Purpose: Guillain-Barré syndrome (GBS) is a group of clinical syndromes involving acute polyneuropathy secondary to an immune-mediated process. Although affected children generally tend to have a good prognosis, a small subset of children experience residual symptoms that require lengthy and costly rehabilitation. Therefore, we aimed to describe the clinical findings of children with GBS and to investigate factors associated with their outcomes. Methods: A retrospective study was conducted of previously healthy children ≤18 years of age diagnosed with GBS and admitted to Pusan National Children’s Hospital between 2009 and 2018. Results: Of the 38 patients included in the study (23 boys [60.5%]; median age, 4.3 years [inter-quartile range, 2.8 to 9.7 years]), 28 (73.7%) fully recovered without any residual symptoms, while 10 (26.3%) had residual symptoms more than 6 months after the onset of GBS. The presence of autonomic dysfunction and a ≥50% decrease in compound muscle action potential (CMAP) amplitude from the lower limit of normal were associated with functional deficits at 6 months.
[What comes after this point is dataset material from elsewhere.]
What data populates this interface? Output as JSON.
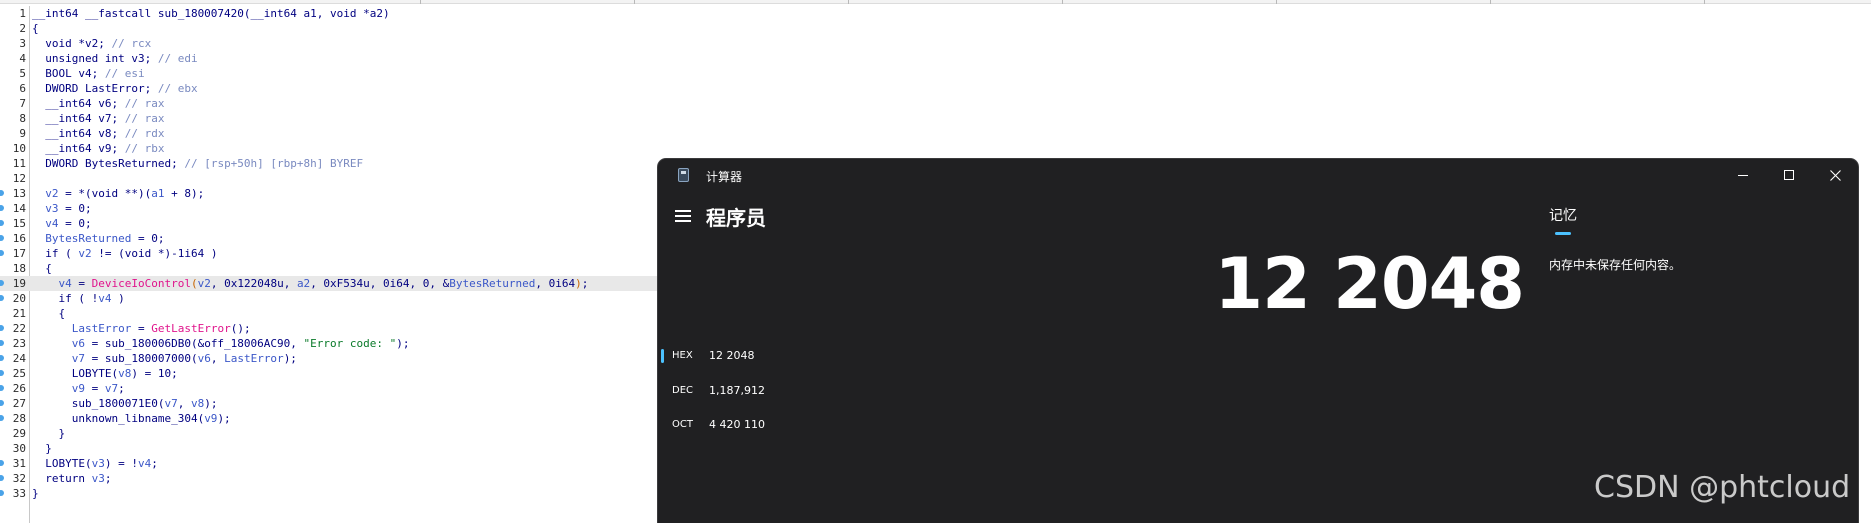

Age, sex, type of antecedent illness, cranial nerve involvement, the need for mechanical ventilation, and the subtype of GBS were not significantly associated with functional outcomes. Post-gadolinium enhancement of nerve roots was seen in 71.1% of patients on initial spine magnetic resonance imaging (MRI). Conclusion: Contrast enhancement of nerve roots on MRI was the most helpful initial finding for diagnosing GBS. The presence of autonomic dysfunction and a ≥50% decrease in CMAP from the lower limit of normal were poor prognostic factors for functional outcomes.